When two cats are put together, there may be situations where both attempt to make themselves look bigger. If one cat wants something the other cat has, it may puff up and threaten the other cat. The other cat may puff up too, and they may hiss at each other for a bit. Preferably, one of the cats will be intimidated by the other and run away. The fight would have been avoided, and the “winner” was chosen without harming anyone.
Due to the widespread use of the terms “dominate” and “submissive,” some may interpret these behaviors as one cat gaining dominance over the other. However, this isn’t exactly how cats work. The cat that ran away wouldn’t forever be “submissive” or attempt to fight the other cat for dominance. Instead, that cat may eventually start avoiding the bully. Often, one cat is more easygoing than the other and just learns to stay out of the other’s way.
However, that doesn’t mean that one cat is dominant or submissive. In animals with true, strict social structures (like some species of fish, for instance), the social structure breaks down if the lead animal dies or is removed. In cats, this isn’t the case. The more easygoing feline will continue life just fine if the bully is removed.
Furthermore, “dominant” animals often lead the others. For instance, the oldest female in elephants will lead the rest of the herd. The females don’t fight for dominance, but one individual is seen as the leader.
In cats, this isn’t the case. One cat simply leaves the other alone. No one is leading anyone else. Cats aren’t pack animals and live independently.
But What About Humans?
Many studies have been done on human-cat interaction. These studies started decades ago and have looked at just about everything. Therefore, we know much about how cats interact with people and vice versa.
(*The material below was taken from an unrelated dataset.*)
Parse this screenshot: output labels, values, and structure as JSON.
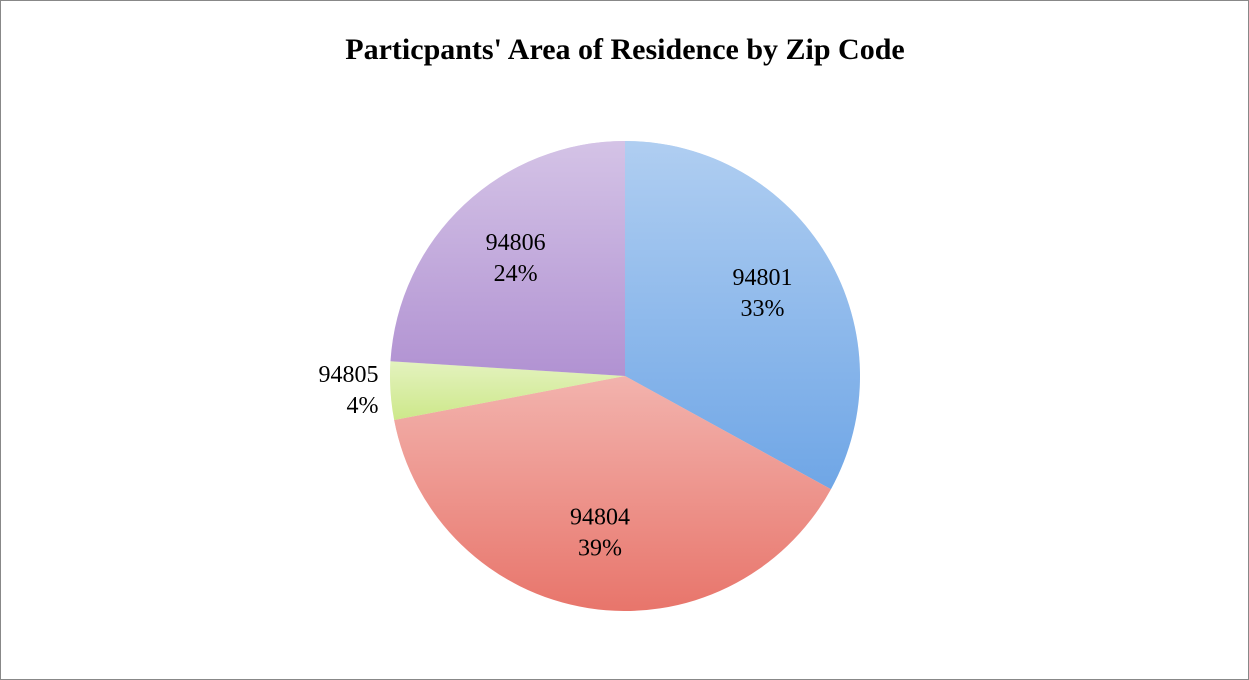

It’s commonly believed that cats think humans are just big, unusual felines. However, this isn’t the case. We know that cats act differently around humans than they do other cats. For instance, cats have a special purr similar to a baby’s cry that’s utilized for humans but not other cats. Some felines may act very affectionate towards humans but not like members of their own species.
Therefore, cats don’t have the same relationship with people that they do with other cats. The common threats and sizing up cats do to each other don’t occur in cat-human relationships. They know we aren’t cats, and different rules of behavior apply. Instead, cats seem to be far more open to their human companions. They may also be quite manipulative towards their human caretakers to get what they want but tend to be more straightforward with their interactions with other cats.
For this reason, cats do not show dominant or submissive behaviors towards their humans. They don’t show these to other cats, either. Common advice about “making your cat submissive” is uncalled for and unnecessary.
Cats don’t show submission or dominance. The concept of dominance is outdated and comes from an old, thrown-out study on wolves. This study was done in unnatural settings and produced unnatural results. Sadly, many of the concepts from the study are etched into popular culture, though. You’ll still find websites discussing submissive behaviors, such as avoiding eye contact.
However, these behaviors are submissive displays in any pet—including dogs and cats. Cats may threaten each other and “size up” to avoid a fight when possible. But these behaviors don’t put one cat in a submissive position and the other in a dominant position.
Furthermore, cats know we are not other cats. Therefore, they don’t treat us like other cats. They’ve even developed particular meows to manipulate their human caretakers into giving them food, but they don’t utilize this meow with their own kind.